Children thrive the most when parents work in perfect tandem and don't differ in child rearing philosophy and practice. When one of the parties is decidedly radical and will not be convinced that the mainstream school of thought is superior to theirs, the two cease to able to function like a seamless team and the kids will make best use of the dissonance to do as they please. A child is also helped most by viewing both parents as strong role models for their sex which tends to possible only when both have the proven ability to take a stand when their ideals are challenged but are not forced to do so as a matter of routine.

In the last five years, I have never had to succumb to pressure from a partner in any decisions involving J. She is not confused about what she is expected to do, between what is important in life and what is not. Despite well meaning advise from all quarters on how I should help J "fit in" and "blend in" with the other kids, I have taught her that it is important never to be like anyone else, not to compare herself or compete with others but to constantly strive for perfection in whatever she does. She knows that we do things differently and our way is best suited for our needs and for what is unique about J. To many men raising a child who will grow up to be an outlier is imminently avoidable not to mention concerning. As a responsible father, they would feel compelled to thwart my efforts in that direction.

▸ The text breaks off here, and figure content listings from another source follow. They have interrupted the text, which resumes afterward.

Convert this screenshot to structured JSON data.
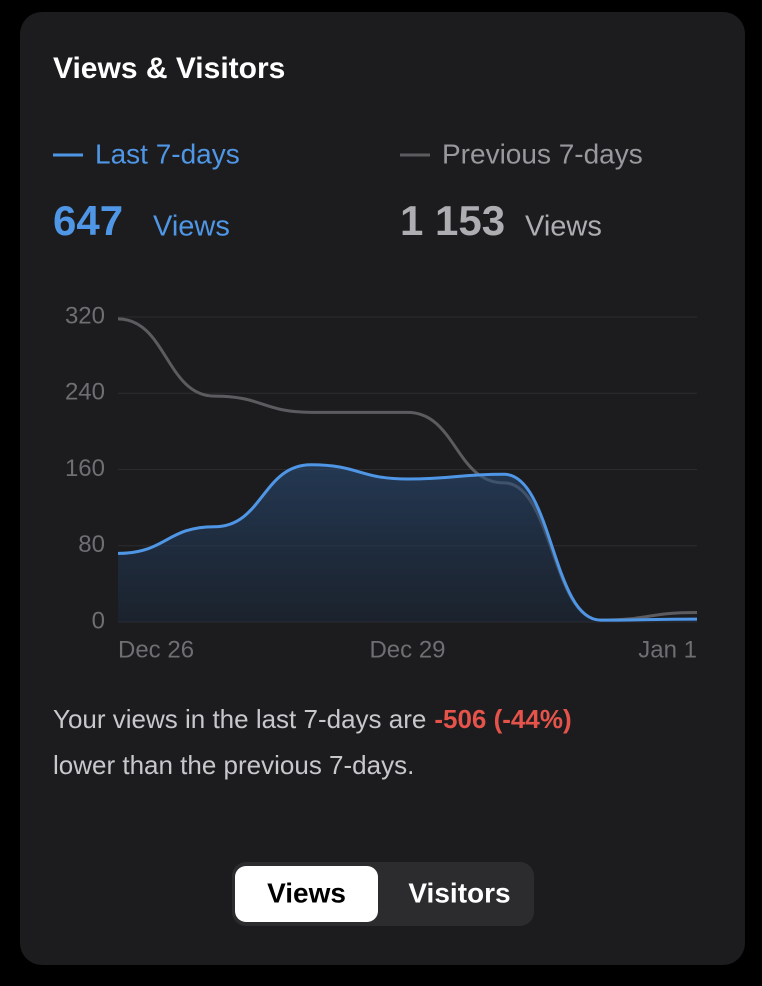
{
  "header": {
    "title": "Views & Visitors"
  },
  "summary": [
    {
      "total": "647",
      "unit": "Views"
    },
    {
      "total": "1 153",
      "unit": "Views"
    }
  ],
  "chart_data": {
    "type": "line",
    "categories": [
      "Dec 26",
      null,
      null,
      "Dec 29",
      null,
      null,
      "Jan 1"
    ],
    "series": [
      {
        "name": "Last 7-days",
        "color": "#4f97e6",
        "values": [
          72,
          100,
          165,
          150,
          155,
          2,
          3
        ],
        "fill": true
      },
      {
        "name": "Previous 7-days",
        "color": "#5c5c60",
        "values": [
          318,
          237,
          220,
          220,
          146,
          2,
          10
        ]
      }
    ],
    "ylim": [
      0,
      320
    ],
    "yticks": [
      0,
      80,
      160,
      240,
      320
    ],
    "grid": true
  },
  "message": {
    "text": "Your views in the last 7-days are",
    "change": "-506 (-44%)",
    "text_end": "lower than the previous 7-days."
  },
  "tabs": [
    {
      "label": "Views",
      "selected": true
    },
    {
      "label": "Visitors",
      "selected": false
    }
  ]
}
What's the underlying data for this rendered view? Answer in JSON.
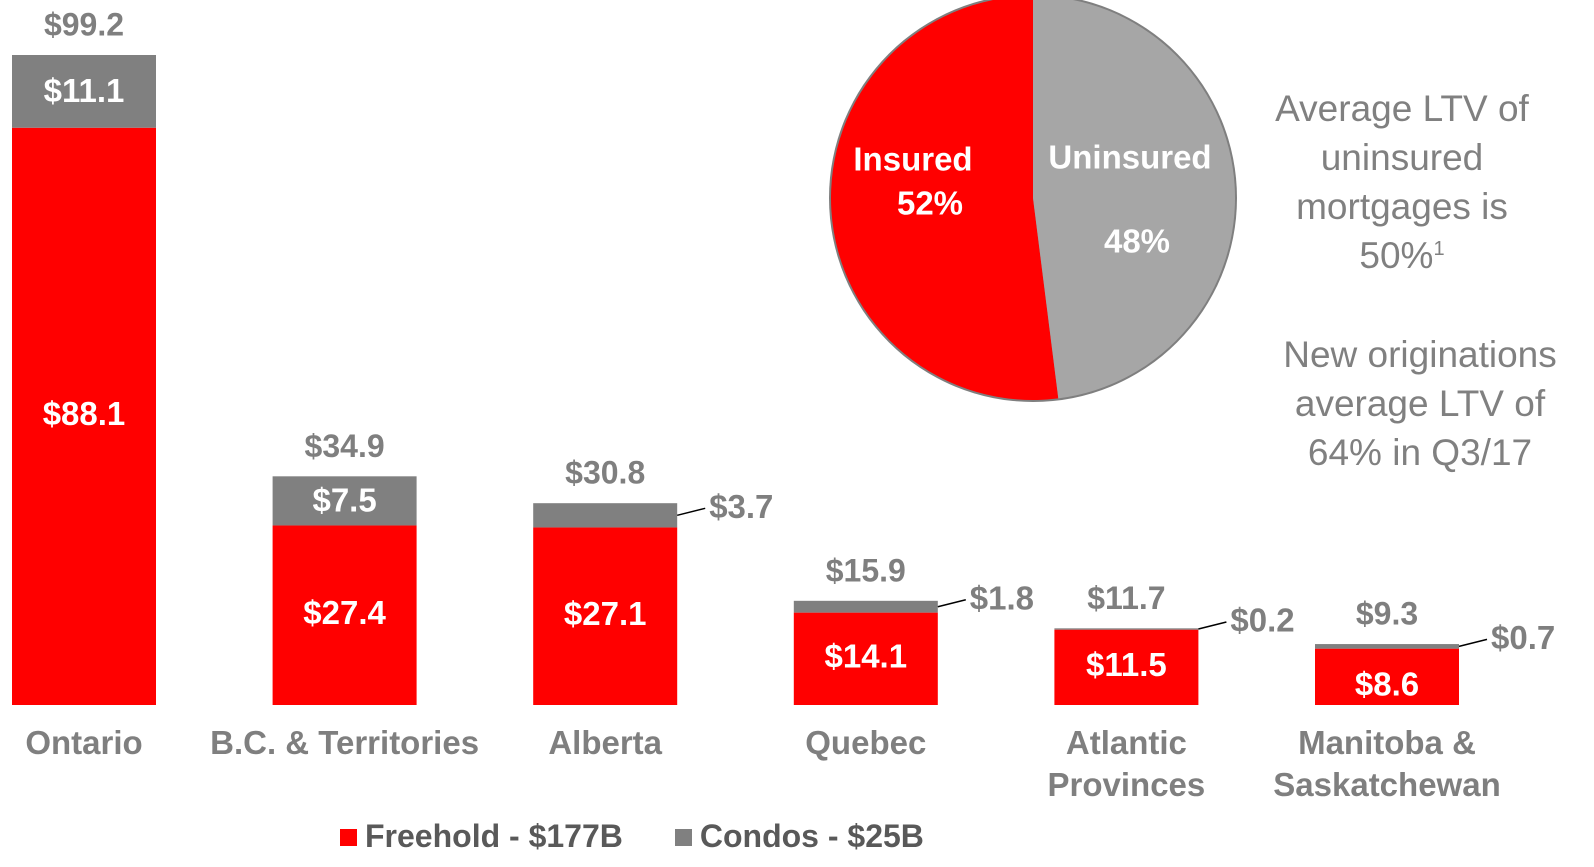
{
  "chart_data": [
    {
      "type": "stacked_bar",
      "categories": [
        "Ontario",
        "B.C. & Territories",
        "Alberta",
        "Quebec",
        "Atlantic Provinces",
        "Manitoba & Saskatchewan"
      ],
      "series": [
        {
          "name": "Freehold - $177B",
          "color": "#ff0000",
          "values": [
            88.1,
            27.4,
            27.1,
            14.1,
            11.5,
            8.6
          ],
          "value_labels": [
            "$88.1",
            "$27.4",
            "$27.1",
            "$14.1",
            "$11.5",
            "$8.6"
          ]
        },
        {
          "name": "Condos - $25B",
          "color": "#808080",
          "values": [
            11.1,
            7.5,
            3.7,
            1.8,
            0.2,
            0.7
          ],
          "value_labels": [
            "$11.1",
            "$7.5",
            "$3.7",
            "$1.8",
            "$0.2",
            "$0.7"
          ]
        }
      ],
      "totals": {
        "values": [
          99.2,
          34.9,
          30.8,
          15.9,
          11.7,
          9.3
        ],
        "value_labels": [
          "$99.2",
          "$34.9",
          "$30.8",
          "$15.9",
          "$11.7",
          "$9.3"
        ]
      }
    },
    {
      "type": "pie",
      "categories": [
        "Insured",
        "Uninsured"
      ],
      "values": [
        52,
        48
      ],
      "value_labels": [
        "52%",
        "48%"
      ],
      "colors": [
        "#ff0000",
        "#a6a6a6"
      ]
    }
  ],
  "annotations": [
    {
      "text": "Average LTV of uninsured mortgages is 50%",
      "superscript": "1"
    },
    {
      "text": "New originations average LTV of 64% in Q3/17"
    }
  ]
}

To have her ask for roti and subzi to take to school for lunch day after day is a small but symbolic sign that she does not care about running with the herd. When kids ask her what it is she eats and she tells them they would not understand. The best gift I could give her as a mother, is to have her grow up to feel confident about what is intrinsically hers, to feel comfortable in her skin while having the capacity to feel empathy for those who are nothing like her. To have a world of her own, where she can be happy for no reason and would not need props either material or social to validate who she is. Yes, it would be dream come true if I find a man who believes in the things that I do but so far being a single mother has been just what I need to work towards my parenting goals and see J grow up a content person.

2 comments:

Anonymous said...

As a single parent, I empathise with much of what you've said here. I find it quite a relief to have to bring up my son on my own, with no other categorical opinions of what he 'requires'.

Thanks!

Heartcrossings said...

Space Bar - Thanks for stopping by. Glad to hear that another single parents feels as I do about the challenges of raising a child solo.